The instructions that came with his recipe were very basic. While cheesecakes are not difficult to make, there are a few golden rules one should try and follow when making them. Start by making sure all your ingredients are at room temperature; take care not to overbeat them; and because cheesecake is essentially custard, it is best to bake it in a water bath. Use very hot or almost boiling water and pour enough water to come halfway up the sides of the spring form pan (wrap in aluminum foil to prevent seepage).

Although his recipe did not specify, I used whole-milk ricotta because I thought that was likely what they would have made it with on a dairy farm in the 1960s. Try to use a brand of ricotta that does not contain a gum stabilizer, and if the cheese is watery, I recommend draining it through a fine mesh or cheesecloth-lined strainer (see note).

This cheesecake is rich and creamy and much lighter in taste and texture than a New York-style cheesecake; it also pairs beautifully with the graininess of the graham cracker crust. It was very good served plain, but I think it would be even better topped with some fruit or a berry sauce.

Requests

Harold Lauer from Spearfish, S.D., is looking for a recipe for Coney Dog sauce that was served at the A&W drive-ins in the 1960s.

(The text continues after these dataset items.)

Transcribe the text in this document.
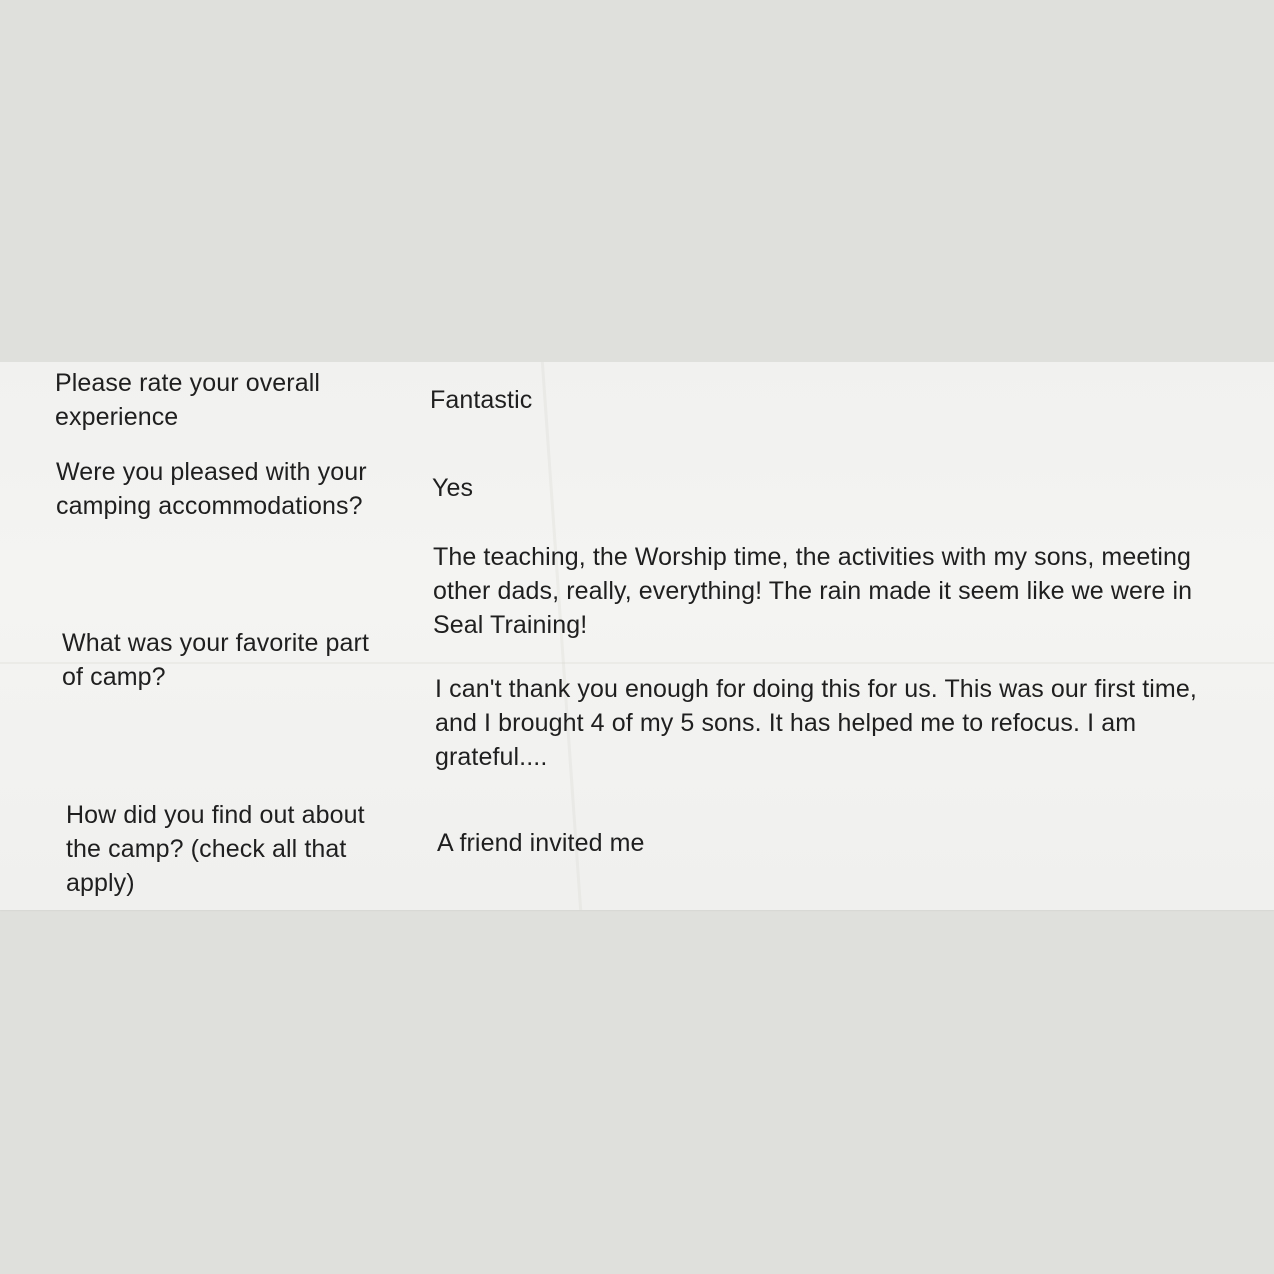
Please rate your overall
experience
Fantastic
Were you pleased with your
camping accommodations?
Yes
What was your favorite part
of camp?
The teaching, the Worship time, the activities with my sons, meeting
other dads, really, everything! The rain made it seem like we were in
Seal Training!
I can't thank you enough for doing this for us. This was our first time,
and I brought 4 of my 5 sons. It has helped me to refocus. I am
grateful....
How did you find out about
the camp? (check all that
apply)
A friend invited me
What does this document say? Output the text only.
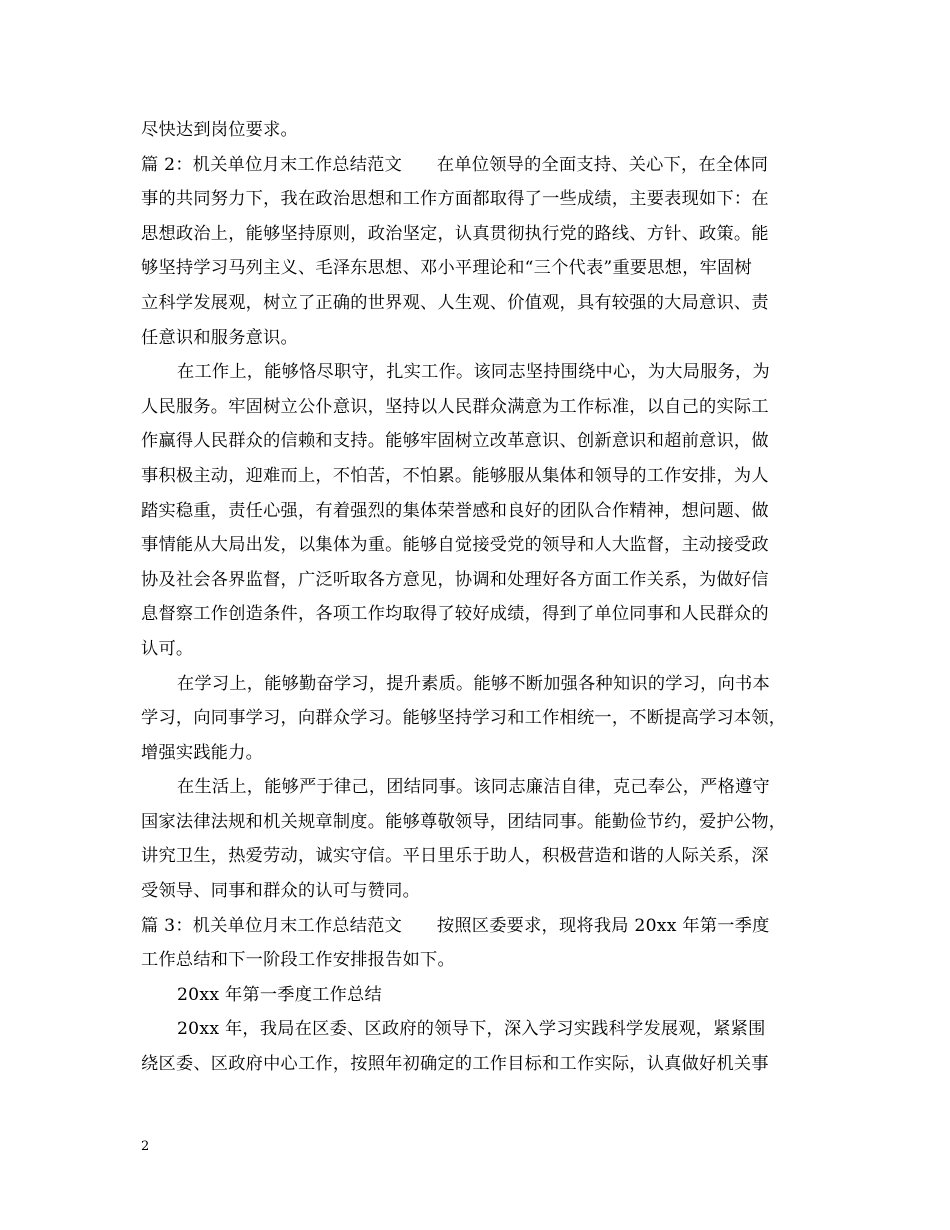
尽快达到岗位要求。
篇 2：机关单位月末工作总结范文　　在单位领导的全面支持、关心下，在全体同
事的共同努力下，我在政治思想和工作方面都取得了一些成绩，主要表现如下：在
思想政治上，能够坚持原则，政治坚定，认真贯彻执行党的路线、方针、政策。能
够坚持学习马列主义、毛泽东思想、邓小平理论和“三个代表”重要思想，牢固树
立科学发展观，树立了正确的世界观、人生观、价值观，具有较强的大局意识、责
任意识和服务意识。
在工作上，能够恪尽职守，扎实工作。该同志坚持围绕中心，为大局服务，为
人民服务。牢固树立公仆意识，坚持以人民群众满意为工作标准，以自己的实际工
作赢得人民群众的信赖和支持。能够牢固树立改革意识、创新意识和超前意识，做
事积极主动，迎难而上，不怕苦，不怕累。能够服从集体和领导的工作安排，为人
踏实稳重，责任心强，有着强烈的集体荣誉感和良好的团队合作精神，想问题、做
事情能从大局出发，以集体为重。能够自觉接受党的领导和人大监督，主动接受政
协及社会各界监督，广泛听取各方意见，协调和处理好各方面工作关系，为做好信
息督察工作创造条件，各项工作均取得了较好成绩，得到了单位同事和人民群众的
认可。
在学习上，能够勤奋学习，提升素质。能够不断加强各种知识的学习，向书本
学习，向同事学习，向群众学习。能够坚持学习和工作相统一，不断提高学习本领，
增强实践能力。
在生活上，能够严于律己，团结同事。该同志廉洁自律，克己奉公，严格遵守
国家法律法规和机关规章制度。能够尊敬领导，团结同事。能勤俭节约，爱护公物，
讲究卫生，热爱劳动，诚实守信。平日里乐于助人，积极营造和谐的人际关系，深
受领导、同事和群众的认可与赞同。
篇 3：机关单位月末工作总结范文　　按照区委要求，现将我局 20xx 年第一季度
工作总结和下一阶段工作安排报告如下。
20xx 年第一季度工作总结
20xx 年，我局在区委、区政府的领导下，深入学习实践科学发展观，紧紧围
绕区委、区政府中心工作，按照年初确定的工作目标和工作实际，认真做好机关事
2
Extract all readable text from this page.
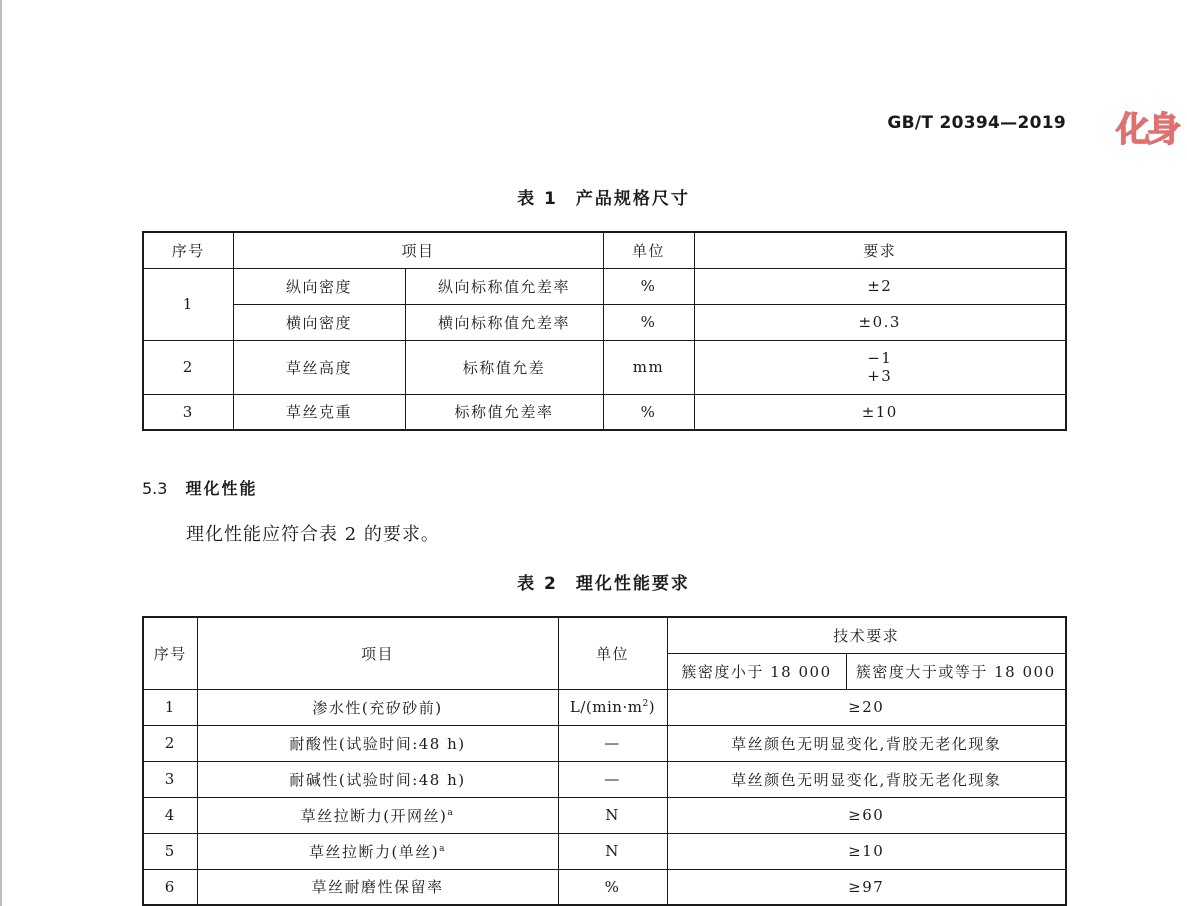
GB/T 20394—2019 化身
表 1 产品规格尺寸
序号	项目		单位	要求
1	纵向密度	纵向标称值允差率	%	±2
	横向密度	横向标称值允差率	%	±0.3
2	草丝高度	标称值允差	mm	−1
+3

3	草丝克重	标称值允差率	%	±10
5.3 理化性能
理化性能应符合表 2 的要求。
表 2 理化性能要求
序号	项目	单位	技术要求	
			簇密度小于 18 000	簇密度大于或等于 18 000
1	渗水性(充矽砂前)	$L/(\min\cdot m^2)$	≥20	
2	耐酸性(试验时间:48 h)	—	草丝颜色无明显变化,背胶无老化现象	
3	耐碱性(试验时间:48 h)	—	草丝颜色无明显变化,背胶无老化现象	
4	草丝拉断力(开网丝)$^a$	N	≥60	
5	草丝拉断力(单丝)$^a$	N	≥10	
6	草丝耐磨性保留率	%	≥97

If you are looking for a recipe or can answer a request, write to Julie Rothman, Recipe Finder, The Baltimore Sun, 501 N. Calvert St., Baltimore 21278, or email baltsunrecipefinder@gmail.com. If you send in more than one recipe, please put each on a separate piece of paper and be sure to include your name, address and daytime phone number. Important: Name and hometown must accompany recipes in order to be published. Please list the ingredients in order of use, and note the number of servings each recipe makes. Please type or print contributions. Letter and recipes may be edited for clarity.

Ricotta cheese pie

For the filling:

2 pounds ricotta or cottage cheese

1/2 cup cream

1 cup sugar

4 eggs

3 tablespoons flour

1 teaspoon vanilla

1/4 teaspoon salt

1/2 teaspoon cinnamon

For the crust:

1/2 cup melted butter

1/4 cup sugar

1 cup graham cracker crumbs

Preheat oven to 350 degrees, and butter, or spray with nonstick cooking spray, a 9-inch springform pan. Wrap the outside of the pan with two layers of heavy aluminum foil.

To make the crust, in a bowl combine the graham cracker crumbs, sugar and melted butter. Press the crumbs evenly over the bottom of the springform pan. Refrigerate while you make the filling.

To make the cheesecake filling, in your food processor or electric stand mixer (or hand mixer), mix ricotta, cream and sugar until well blended and smooth. Beat in the flour and salt; then add the eggs, one at a time, processing (beating) until incorporated. Finally, add vanilla extract and cinnamon, and process (beat) until incorporated. Pour into prepared crust and dust top with graham cracker crumbs. Take care not to overmix.

Bake about 50-60 minutes, or until the cheesecake is set, yet moves slightly when the pan is gently shaken (the edges of the cheesecake will have some browning). Remove the pan from the water bath and cool on a wire rack. Then cover and chill in the refrigerator for at least 4 hours, or preferably overnight.

Note: If the ricotta is watery, put it in a fine-meshed or a cheesecloth-lined strainer placed over a bowl. Cover and place in the refrigerator to drain for an hour or even overnight.